É muito facil ser ministro, e muito difficil: muito facil se o papel de ministro se reduz simplesmente a ir á secretaria assignar o expediente, vir á camara pronunciar um discurso no campo vasto e improprio das recriminações, e voltar depois para sua casa acompanhado de um correio.

E muito difficil, se os que têem de occupar aquelles logares (apontando para as cadeiras dos srs. ministros) se lembrarem de um pensamento profundo do grande Epaminondas, que quando lhe deram um logar insignificante para o amesquinharem, disse: «Eu mostrarei que os homens é que ennobrecem os logares, e não os logares os homens». Então o papel de ministro é muito difficil; é necessario um estudo profundo sobre a historia dos estudos destinados a elevarem a alma e a esclarecerem o espirito, um dos mais importantes, quando ella é considerada não como uma serie vã de nomenclaturas e de datas, mas sim como fazendo parte do grande systema das sciencias politicas e moraes, como o deposito onde se encontram todas as observações feitas, todas as experiencias realisadas no trajecto das gerações que passam, tendentes a esclarecer a theoria do bem publico; é mister então que desse estudo profundo nasça um systema governativo muito pensado, e que seus auctores confiem n'elle abandonando por uma vez essa volubilidade de idéas. Então é necessario emendar as nossas instituições, reformar a administração publica com melhores bases, harmonisar o systema tributario de fórma que não haja vexames (apoiados), e recaia o imposto proporcionalmente sobre todas as classes, sobre todas as industrias e commercios: dar ao paiz uma organisação mais conforme com a sua indole, habitos, costumes e civilisação, conservando a nossa originalidade em logar de nos tornar copias ridiculas.

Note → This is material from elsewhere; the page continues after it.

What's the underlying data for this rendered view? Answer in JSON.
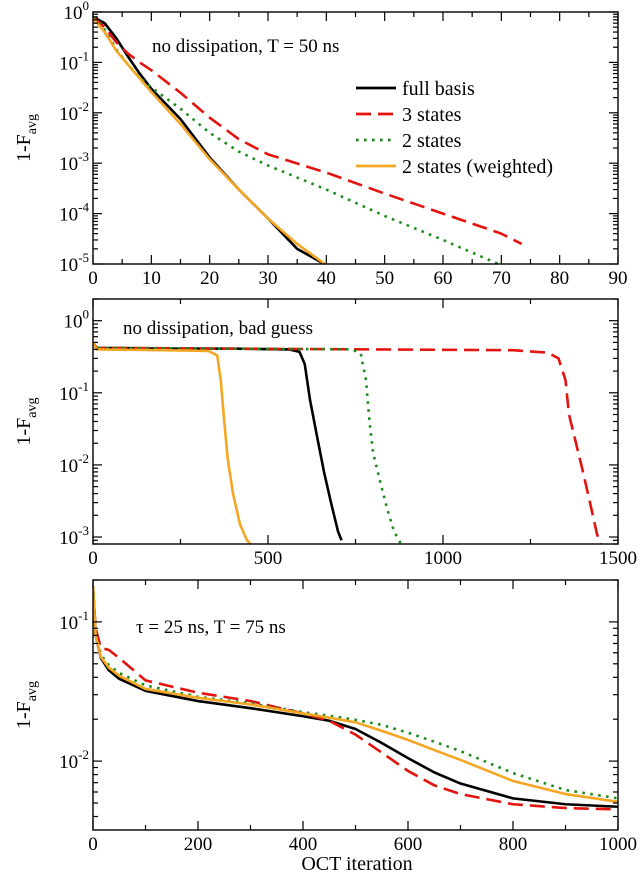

Foi sem duvida por este caminho que os Fox, os Chatams, os Peels engrandeceram a Inglaterra; e nós, pelo caminho opposto, somos conduzidos á beira de um abysmo insondavel. A responsabilidade é immensa, e eu lamento estes desvios que conduzem á ruina o nosso pobre Portugal.

Sr. presidente, eu desejaria demorar-me mais sobre este assumpto senão fosse divagar da materia. Guardarei pois o seu desenvolvimento para melhor e mais opportuna occasião.

E não passarei desapercebido o discurso do illustre relator da commissão de resposta ao discurso da corôa. A sua apreciação respeita unicamente ao governo actual.

É desculpavel que a opposição note aberrações e erros aos cavalheiros que occupam as cadeiras do poder, é mesmo do seu dever faze-lo quando a justiça lhes assiste como agora. É igualmente rasoavel e admissivel que o governo se defenda, mas o que ninguem póde admittir, e o que é fóra de toda a rasão é que, aquelles que são accusados de praticarem o mal, deixem de confundir os accusadores mostrando-lhes que o apreciaram injustamente, é queiram defender-se accusando os adversarios de iguaes erros.